Paper accused of Aids 'distortion'

Click to follow
The Independent Online
A DOCTOR who was quoted extensively by the Sunday Times to support its view that the Aids epidemic in Africa is a myth has denounced the newspaper for 'gross distortions' and misrepresentation.

Angelo d'Agostino, who runs a hospice in Nairobi for orphans infected with HIV, was a central witness in the paper's campaign to prove there is no African Aids epidemic and that HIV is harmless. But in a strongly worded statement to the Independent on Sunday, he condemned the Sunday Times and reaffirmed his views that HIV causes Aids and that there is a serious epidemic in Africa.
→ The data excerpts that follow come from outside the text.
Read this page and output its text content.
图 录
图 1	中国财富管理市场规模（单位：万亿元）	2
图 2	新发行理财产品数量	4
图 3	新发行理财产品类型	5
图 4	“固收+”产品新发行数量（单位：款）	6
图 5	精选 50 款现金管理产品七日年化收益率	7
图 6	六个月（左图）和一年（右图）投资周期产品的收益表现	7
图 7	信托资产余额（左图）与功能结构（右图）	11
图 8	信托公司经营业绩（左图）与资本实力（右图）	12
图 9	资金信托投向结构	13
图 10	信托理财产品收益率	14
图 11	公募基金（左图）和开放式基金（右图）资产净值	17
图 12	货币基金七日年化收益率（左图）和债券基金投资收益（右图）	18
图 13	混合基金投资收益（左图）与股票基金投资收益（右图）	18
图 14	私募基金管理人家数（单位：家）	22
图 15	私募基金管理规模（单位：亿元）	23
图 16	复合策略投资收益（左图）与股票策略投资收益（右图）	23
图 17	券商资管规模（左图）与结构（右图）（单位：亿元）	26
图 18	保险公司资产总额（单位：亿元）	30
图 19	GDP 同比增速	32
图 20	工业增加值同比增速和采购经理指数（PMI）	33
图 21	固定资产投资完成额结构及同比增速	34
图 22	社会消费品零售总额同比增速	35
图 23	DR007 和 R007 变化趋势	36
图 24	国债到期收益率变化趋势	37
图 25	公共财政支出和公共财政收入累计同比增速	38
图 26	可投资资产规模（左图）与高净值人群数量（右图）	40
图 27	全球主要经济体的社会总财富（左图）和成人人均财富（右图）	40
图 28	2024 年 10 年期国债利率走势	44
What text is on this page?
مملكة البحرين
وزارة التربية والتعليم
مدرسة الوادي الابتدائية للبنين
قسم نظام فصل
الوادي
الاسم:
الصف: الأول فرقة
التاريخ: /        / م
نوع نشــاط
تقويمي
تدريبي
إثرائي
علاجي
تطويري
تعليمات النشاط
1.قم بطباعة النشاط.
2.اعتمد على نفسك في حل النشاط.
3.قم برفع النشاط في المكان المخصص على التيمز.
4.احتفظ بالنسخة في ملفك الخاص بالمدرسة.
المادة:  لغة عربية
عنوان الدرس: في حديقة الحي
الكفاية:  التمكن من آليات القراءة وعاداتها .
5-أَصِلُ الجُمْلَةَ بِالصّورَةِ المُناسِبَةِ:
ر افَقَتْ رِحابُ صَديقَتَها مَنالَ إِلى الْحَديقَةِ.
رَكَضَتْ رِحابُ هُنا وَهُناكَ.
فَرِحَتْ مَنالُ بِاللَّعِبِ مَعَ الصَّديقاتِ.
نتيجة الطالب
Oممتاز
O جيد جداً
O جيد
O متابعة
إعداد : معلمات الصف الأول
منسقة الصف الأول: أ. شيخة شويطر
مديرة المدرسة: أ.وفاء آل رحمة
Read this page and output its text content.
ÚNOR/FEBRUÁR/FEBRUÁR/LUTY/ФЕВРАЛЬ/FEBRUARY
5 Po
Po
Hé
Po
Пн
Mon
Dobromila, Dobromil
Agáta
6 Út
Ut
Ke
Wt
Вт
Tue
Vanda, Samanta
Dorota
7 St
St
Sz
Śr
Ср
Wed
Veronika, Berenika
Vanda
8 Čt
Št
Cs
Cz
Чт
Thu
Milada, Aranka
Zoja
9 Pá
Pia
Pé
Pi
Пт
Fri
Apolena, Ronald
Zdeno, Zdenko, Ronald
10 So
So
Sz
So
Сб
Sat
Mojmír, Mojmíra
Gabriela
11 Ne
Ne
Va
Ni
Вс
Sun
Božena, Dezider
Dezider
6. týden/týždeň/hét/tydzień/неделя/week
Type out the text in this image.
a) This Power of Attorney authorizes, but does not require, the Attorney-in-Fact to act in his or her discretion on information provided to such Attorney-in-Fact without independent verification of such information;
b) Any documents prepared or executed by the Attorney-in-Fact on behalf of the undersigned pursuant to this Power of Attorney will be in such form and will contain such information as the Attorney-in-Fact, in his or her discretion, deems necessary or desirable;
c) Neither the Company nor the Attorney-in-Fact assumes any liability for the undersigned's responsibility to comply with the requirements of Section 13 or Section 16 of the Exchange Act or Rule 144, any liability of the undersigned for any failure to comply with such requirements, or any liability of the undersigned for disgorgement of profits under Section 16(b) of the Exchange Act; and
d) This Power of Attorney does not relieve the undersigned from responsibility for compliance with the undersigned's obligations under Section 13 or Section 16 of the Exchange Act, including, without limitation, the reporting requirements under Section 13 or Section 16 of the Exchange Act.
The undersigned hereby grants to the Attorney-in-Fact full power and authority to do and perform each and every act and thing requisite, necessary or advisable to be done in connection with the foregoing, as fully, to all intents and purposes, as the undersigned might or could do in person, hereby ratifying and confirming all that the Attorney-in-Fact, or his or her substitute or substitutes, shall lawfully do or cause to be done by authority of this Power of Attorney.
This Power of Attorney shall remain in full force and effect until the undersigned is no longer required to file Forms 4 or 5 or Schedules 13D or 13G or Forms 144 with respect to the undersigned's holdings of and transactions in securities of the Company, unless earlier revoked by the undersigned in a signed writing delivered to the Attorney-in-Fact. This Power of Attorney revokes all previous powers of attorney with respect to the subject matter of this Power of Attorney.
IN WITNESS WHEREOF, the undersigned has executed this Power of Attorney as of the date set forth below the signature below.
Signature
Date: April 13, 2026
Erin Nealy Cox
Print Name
Neville Hodgkinson, science correspondent of the Sunday Times, wrote a front-page article published on 29 August following a three-hour interview with Dr d'Agostino at his Nyumbani hospice. 'D'Agostini (sic), in common with growing numbers of scientists and doctors around the world, is beginning to question whether HIV really is the killer it has been made out to be,' the article said. 'He, like them, suspects that many 'Aids' cases are really old diseases given a new name and that people who test HIV-positive are not, as most have been led to believe, the victims of a new, inevitably lethal disease.'

Dr d'Agostino told the Independent on Sunday: 'I want to categorically distance myself from the gross distortions and quite incorrect implication made as a result of his (Mr Hodgkinson) interviewing me.'

He said Mr Hodgkinson had at no point asked him whether HIV caused Aids and whether there was an Aids epidemic in Africa: 'He never intimated his bias during the interview; if he had, I would certainly have corrected him.'

He accused Mr Hodgkinson of having a 'hidden agenda . . . that became evident only at the time of publication', adding: 'One cannot help but wonder at the motivation for such irresponsible journalism and, more so, decry the terrible effects on the unsuspecting public who are given a false sense of security and run the very real risk of contracting an incurable disease as a consequence.'

Dr d'Agostino, a medical doctor and Jesuit priest, said the interview was not taped but that a Catholic nun, who had sat through it all, 'will attest to the veracity of my statements'.

The Sunday Times has for two years sought to prove that HIV does not cause Aids and, more recently, that the Aids epidemic in Africa is a myth. Mr Hodgkinson's report on Dr d'Agostino's hospice attempted to show that the HIV-positive children in his care are healthy because HIV is harmless.

He wrote that, since the home was opened, only one out of 45 children had died, confounding predictions about the spread of Aids in Africa - 'The experience at Nyumbani flies in the face of the conventional theories about the history of Aids in Africa.'

Dr d'Agostino said that four children in his care had since died of Aids out of a total of 55 with HIV. 'Two or three' others had Aids. He had no doubt that children infected with HIV would eventually succumb to Aids.

He said he sent a fax to the Sunday Times to correct the errors in Mr Hodgkinson's article soon after it appeared, but received no acknowledgement and no correction was published. Mr Hodgkinson was unavailable for comment.